Размер шрифта
-
+

Серебряный шар. Драма за сценой - стр. 50

Было тепло, роскошные базары, цветы; все нежились на солнце, и спектакли имели громадный успех. На «Тартюфа», поставленного Эфросом, нельзя было достать билет. Вертинскую и Калягина публика принимала фантастически. Спектакль был блестящий. Только из книги Смелянского я узнал, что «Тартюф» многими не был принят и что Ефремову спектакль, кажется, не нравился. Мой друг Леня Эрман, работавший в те годы заместителем директора МХАТа, с немалым удивлением прочел об этом спустя двадцать лет после премьеры. Может быть, Ефремову «Тартюф» и не нравился, Олегу Николаевичу мало что нравилось, и тут дело было не в Эфросе, не в спектакле, а в том, что для Ефремова было существенно в театральном процессе. Может быть, было несколько «элитарных» критикесс, которые не принимали работу Эфроса. Но успех у «Тартюфа» был феноменальный и в Москве, и в Алма-Ате.

Читая в книге Смелянского об алма-атинских гастролях, я почувствовал, как устаешь от сатирических усмешек и иронии. Нельзя жить одним отрицанием. Но спорить с ним не стоит, скорее следует задуматься, почему на писаных страницах всё мельче того, что происходило в действительности. После прочтения «Уходящей натуры» остается ощущение, что и Ефремов, и все его окружение, и все то, чем он занимался, оказались побеждены Временем, редко озаряя зрителей светом искусства. Все на самом деле было гораздо сложнее.

То, что Ефремов пил, широко известно. Он начал пить еще в те годы, когда создавал «Современник», ставший одним из лучших театров Москвы, ошибок он наделал тысячи, и грехов у него было не меньше… Но и побед было очень много.

Смотришь его фильмы – великий артист, вспоминаешь его спектакли в «Современнике» – мощная режиссерская рука.

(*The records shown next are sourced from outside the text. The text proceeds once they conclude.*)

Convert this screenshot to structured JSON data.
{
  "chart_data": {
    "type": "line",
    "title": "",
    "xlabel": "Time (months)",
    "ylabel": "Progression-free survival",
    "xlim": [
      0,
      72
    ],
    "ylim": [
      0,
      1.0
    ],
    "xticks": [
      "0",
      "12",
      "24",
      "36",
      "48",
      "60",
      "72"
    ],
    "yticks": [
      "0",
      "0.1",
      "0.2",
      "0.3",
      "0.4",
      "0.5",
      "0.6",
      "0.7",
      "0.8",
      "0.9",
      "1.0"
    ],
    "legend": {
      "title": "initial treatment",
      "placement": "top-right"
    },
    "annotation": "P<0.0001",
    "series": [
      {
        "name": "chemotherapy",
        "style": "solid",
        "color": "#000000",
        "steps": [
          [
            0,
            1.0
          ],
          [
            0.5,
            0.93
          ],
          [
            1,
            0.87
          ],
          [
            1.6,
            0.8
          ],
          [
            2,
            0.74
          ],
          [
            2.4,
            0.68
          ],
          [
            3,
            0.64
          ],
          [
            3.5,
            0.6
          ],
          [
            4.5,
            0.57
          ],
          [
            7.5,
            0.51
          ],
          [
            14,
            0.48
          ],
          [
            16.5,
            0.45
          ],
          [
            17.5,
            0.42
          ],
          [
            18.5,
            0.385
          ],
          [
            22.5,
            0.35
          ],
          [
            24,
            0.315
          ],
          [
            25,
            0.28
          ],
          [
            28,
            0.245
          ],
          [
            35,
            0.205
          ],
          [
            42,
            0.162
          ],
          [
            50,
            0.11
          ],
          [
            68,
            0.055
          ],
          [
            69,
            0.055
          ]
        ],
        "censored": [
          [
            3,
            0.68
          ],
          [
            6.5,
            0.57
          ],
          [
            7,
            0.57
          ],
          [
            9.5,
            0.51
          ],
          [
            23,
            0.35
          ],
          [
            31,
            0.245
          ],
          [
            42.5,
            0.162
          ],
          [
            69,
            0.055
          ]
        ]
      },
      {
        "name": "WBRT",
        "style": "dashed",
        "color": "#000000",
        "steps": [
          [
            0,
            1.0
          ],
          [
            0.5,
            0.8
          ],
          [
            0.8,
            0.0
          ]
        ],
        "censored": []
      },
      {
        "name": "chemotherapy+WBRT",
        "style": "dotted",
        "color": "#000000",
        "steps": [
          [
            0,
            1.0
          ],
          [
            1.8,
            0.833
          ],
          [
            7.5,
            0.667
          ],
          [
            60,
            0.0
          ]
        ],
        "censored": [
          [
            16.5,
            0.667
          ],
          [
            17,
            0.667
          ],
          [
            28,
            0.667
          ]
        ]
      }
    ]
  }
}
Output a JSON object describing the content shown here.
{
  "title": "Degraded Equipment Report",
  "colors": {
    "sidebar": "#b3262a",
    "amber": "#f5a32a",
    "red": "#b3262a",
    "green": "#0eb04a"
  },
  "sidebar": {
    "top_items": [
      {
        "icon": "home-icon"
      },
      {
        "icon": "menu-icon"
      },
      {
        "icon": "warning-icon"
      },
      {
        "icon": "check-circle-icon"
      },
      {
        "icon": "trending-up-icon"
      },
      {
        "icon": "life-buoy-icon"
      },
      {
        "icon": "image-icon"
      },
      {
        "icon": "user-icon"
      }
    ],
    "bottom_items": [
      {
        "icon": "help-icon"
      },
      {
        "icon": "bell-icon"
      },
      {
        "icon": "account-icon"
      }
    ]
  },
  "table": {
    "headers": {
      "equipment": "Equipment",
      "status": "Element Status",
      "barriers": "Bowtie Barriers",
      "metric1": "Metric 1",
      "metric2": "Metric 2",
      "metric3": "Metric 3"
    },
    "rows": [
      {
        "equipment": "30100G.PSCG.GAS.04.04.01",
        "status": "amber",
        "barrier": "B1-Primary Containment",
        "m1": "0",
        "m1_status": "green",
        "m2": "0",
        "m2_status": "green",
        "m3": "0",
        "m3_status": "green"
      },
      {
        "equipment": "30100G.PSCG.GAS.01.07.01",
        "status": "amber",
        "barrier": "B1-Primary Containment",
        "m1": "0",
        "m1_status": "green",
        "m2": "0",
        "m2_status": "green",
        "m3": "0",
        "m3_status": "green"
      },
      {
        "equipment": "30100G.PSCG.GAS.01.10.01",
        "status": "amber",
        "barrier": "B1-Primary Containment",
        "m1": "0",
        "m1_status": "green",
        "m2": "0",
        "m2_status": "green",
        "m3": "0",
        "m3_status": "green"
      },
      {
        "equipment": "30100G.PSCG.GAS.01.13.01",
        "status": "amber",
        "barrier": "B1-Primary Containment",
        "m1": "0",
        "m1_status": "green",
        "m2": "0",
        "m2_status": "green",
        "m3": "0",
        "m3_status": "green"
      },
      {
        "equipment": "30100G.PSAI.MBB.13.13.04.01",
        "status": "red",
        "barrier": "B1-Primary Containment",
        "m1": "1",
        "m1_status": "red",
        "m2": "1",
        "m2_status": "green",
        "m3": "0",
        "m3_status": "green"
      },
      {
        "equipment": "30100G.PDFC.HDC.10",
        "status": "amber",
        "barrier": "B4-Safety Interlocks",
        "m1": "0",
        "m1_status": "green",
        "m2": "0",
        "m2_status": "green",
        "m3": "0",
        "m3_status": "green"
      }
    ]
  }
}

В те годы он проходил сквозь жизнеподобие Розова, Рощина, Зорина, Володина, сквозь богатство их психологических мотивов, вобрал в себя всю меткость их современных диалогов, что помогло ему потом, уже во МХАТе, прийти к условностям в чеховском смысле. В «Современнике» он увлекался политическими драмами Михаила Шатрова, поставил его «Большевиков». Для того времени это был очень смелый спектакль. Уже во МХАТе его горьковские «Последние» и чеховские спектакли: «Иванов», «Чайка», «Дядя Ваня» и, в конце жизни, «Три сестры» – глубокие, неромантического, а скорее интеллектуального склада – противопоставляли неустроенность внутренней жизни любому виду лжи. Ефремов и в жизненных ситуациях был смел, честен, жесток, но и добр, и умел говорить правду в лицо. Его душа казалась мне бездонным колодцем, куда заглянуть, особенно в глубины, было нелегко.

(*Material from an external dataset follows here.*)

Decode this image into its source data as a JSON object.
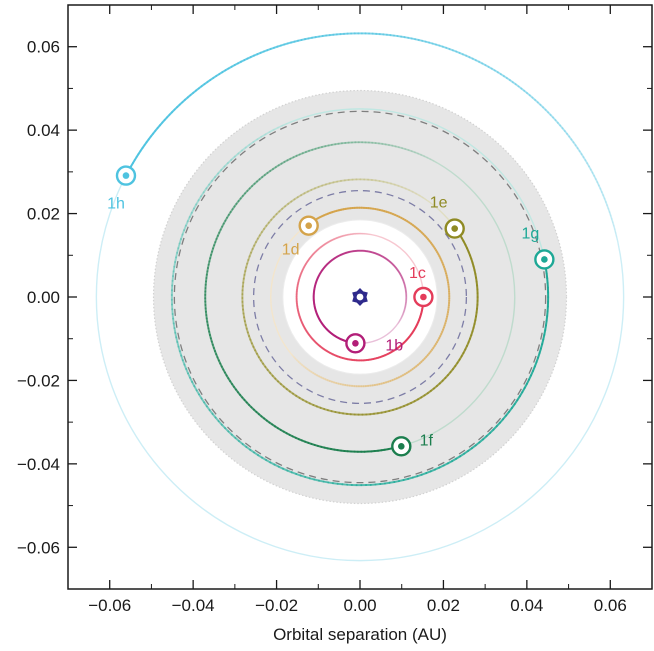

Волчек, Табаков, Кваша, Петр Щербаков, Сергачев, Толмачева, Дорошина, Мягков, Любшин, Покровская, Вертинская, Лаврова, Миллиоти – это его ученики, его учеником был и артист редчайшего дара – Евгений Евстигнеев. Театр «Современник» создал он, и помнить это надо всегда.

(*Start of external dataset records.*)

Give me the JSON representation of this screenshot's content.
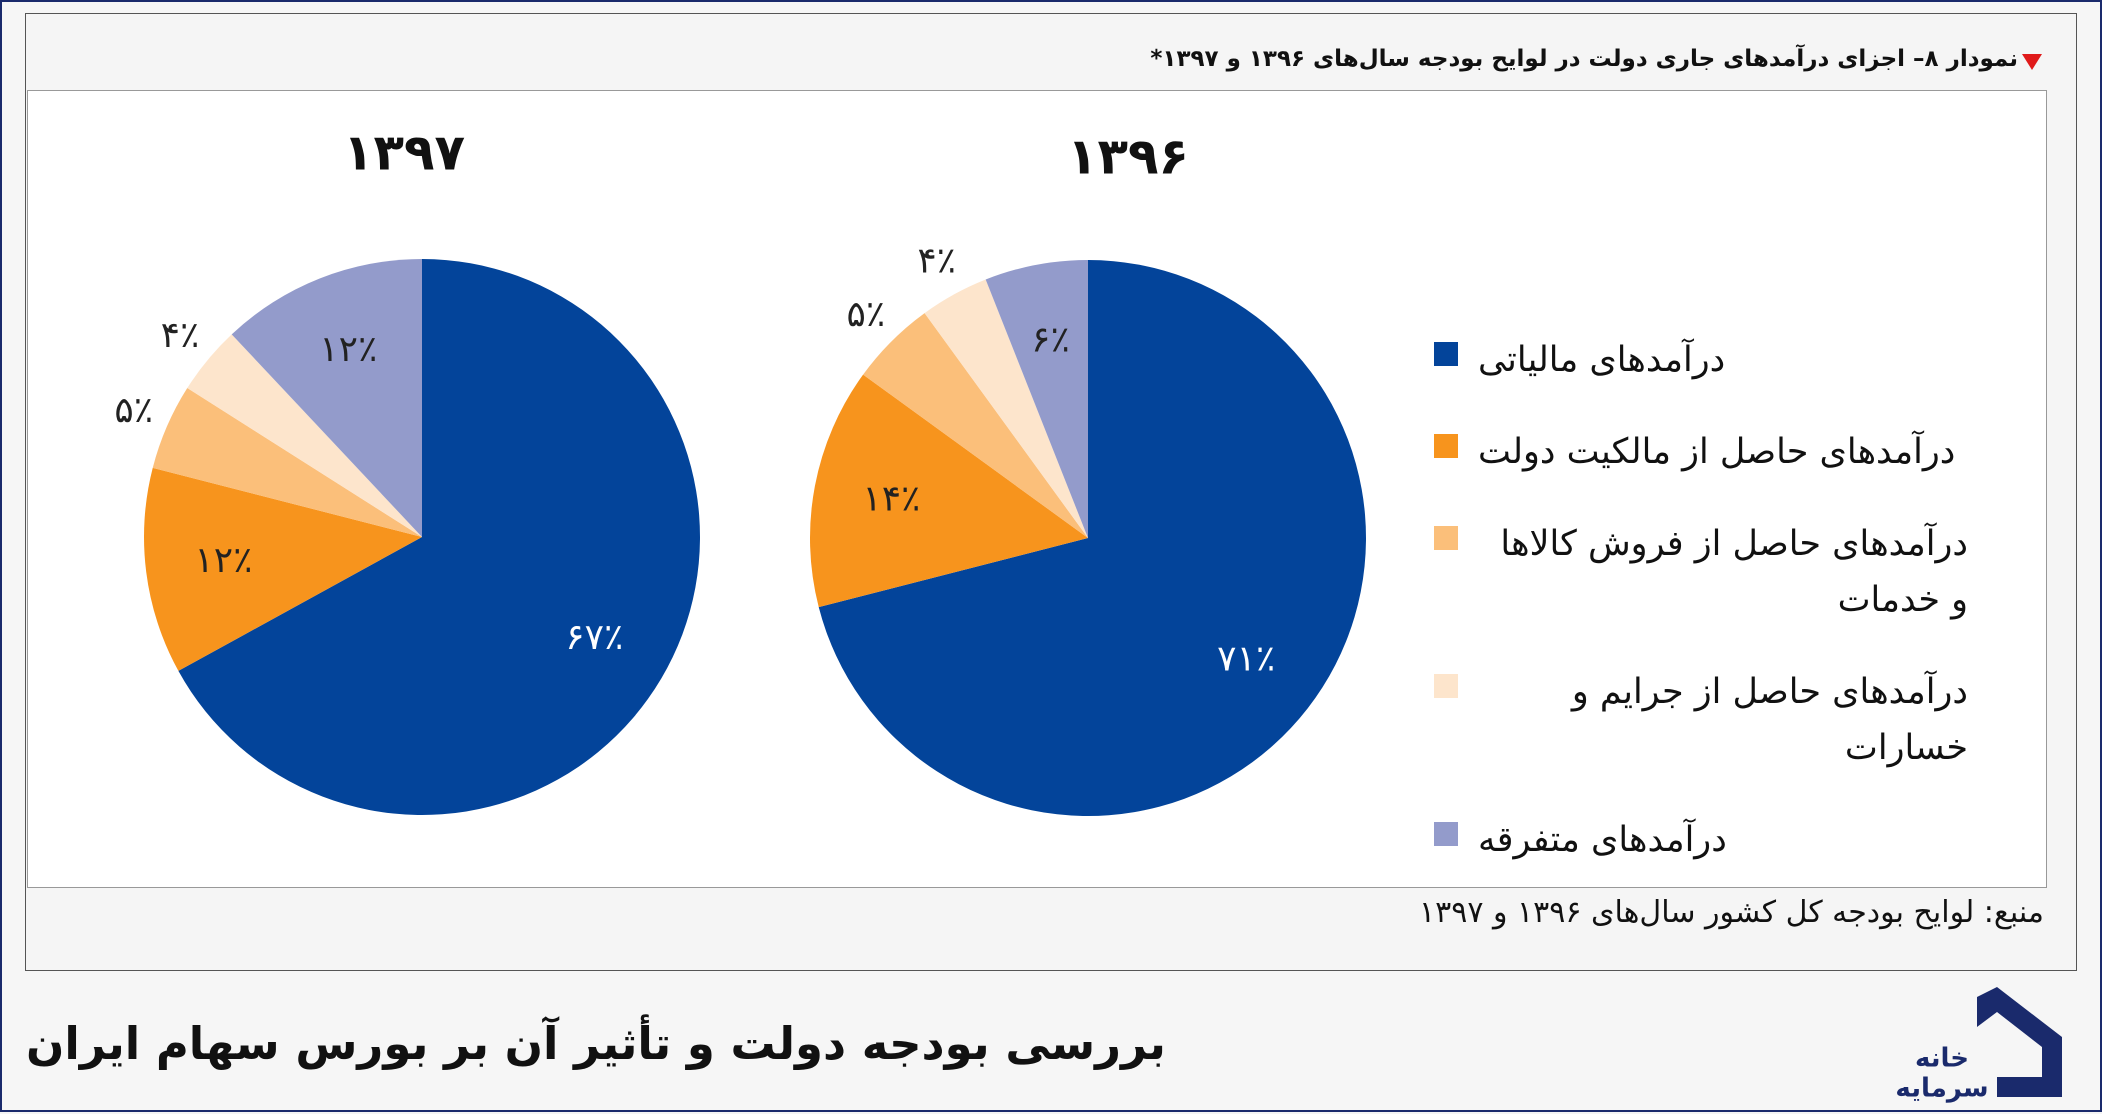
{
  "header": "نمودار ۸– اجزای درآمدهای جاری دولت در لوایح بودجه سال‌های ۱۳۹۶ و ۱۳۹۷*",
  "source": "منبع: لوایح بودجه کل کشور سال‌های ۱۳۹۶ و ۱۳۹۷",
  "footer_title": "بررسی بودجه دولت و تأثیر آن بر بورس سهام ایران",
  "logo_text": [
    "خانه",
    "سرمایه"
  ],
  "chart_data": [
    {
      "type": "pie",
      "title": "۱۳۹۷",
      "categories": [
        "درآمدهای مالیاتی",
        "درآمدهای حاصل از مالکیت دولت",
        "درآمدهای حاصل از فروش کالاها و خدمات",
        "درآمدهای حاصل از جرایم و خسارات",
        "درآمدهای متفرقه"
      ],
      "values": [
        67,
        12,
        5,
        4,
        12
      ],
      "value_labels": [
        "۶۷٪",
        "۱۲٪",
        "۵٪",
        "۴٪",
        "۱۲٪"
      ],
      "colors": [
        "#03449a",
        "#f7941d",
        "#fbbf7a",
        "#fde5cc",
        "#939bcb"
      ]
    },
    {
      "type": "pie",
      "title": "۱۳۹۶",
      "categories": [
        "درآمدهای مالیاتی",
        "درآمدهای حاصل از مالکیت دولت",
        "درآمدهای حاصل از فروش کالاها و خدمات",
        "درآمدهای حاصل از جرایم و خسارات",
        "درآمدهای متفرقه"
      ],
      "values": [
        71,
        14,
        5,
        4,
        6
      ],
      "value_labels": [
        "۷۱٪",
        "۱۴٪",
        "۵٪",
        "۴٪",
        "۶٪"
      ],
      "colors": [
        "#03449a",
        "#f7941d",
        "#fbbf7a",
        "#fde5cc",
        "#939bcb"
      ]
    }
  ]
}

Волчек никогда бы не стала режиссером, если бы Ефремов не увидел в ней режиссерского дарования и не заставил ее поставить «Двое на качелях» Гибсона. Он дал возможность ставить на сцене МХАТа Додину, Каме Гинкасу, Эфросу, Чхеидзе, Виктюку – в советские, совсем непростые, времена. Он знал себе цену, знал свою силу, осознавал свои ошибки, только одни признавал, другие – нет.

Разделение МХАТа – его трагический просчет, но он с этим никогда не соглашался. Когда я сделал о нем телевизионную передачу в январе 1995 года, после эфира он позвонил мне и сказал: «Можно на меня и так посмотреть, но это серьезно, я только не согласен с тобой о разделении МХАТа, оно было необходимо». Он был в этом убежден, и идея разделения принадлежала ему, а не Анатолию Смелянскому, в чем того несправедливо обвиняют и что ему приписывают потому, что Смелянский был рядом с Ефремовым все двадцать лет и поддерживал все его начинания, во всяком случае, в первые годы работы с ним.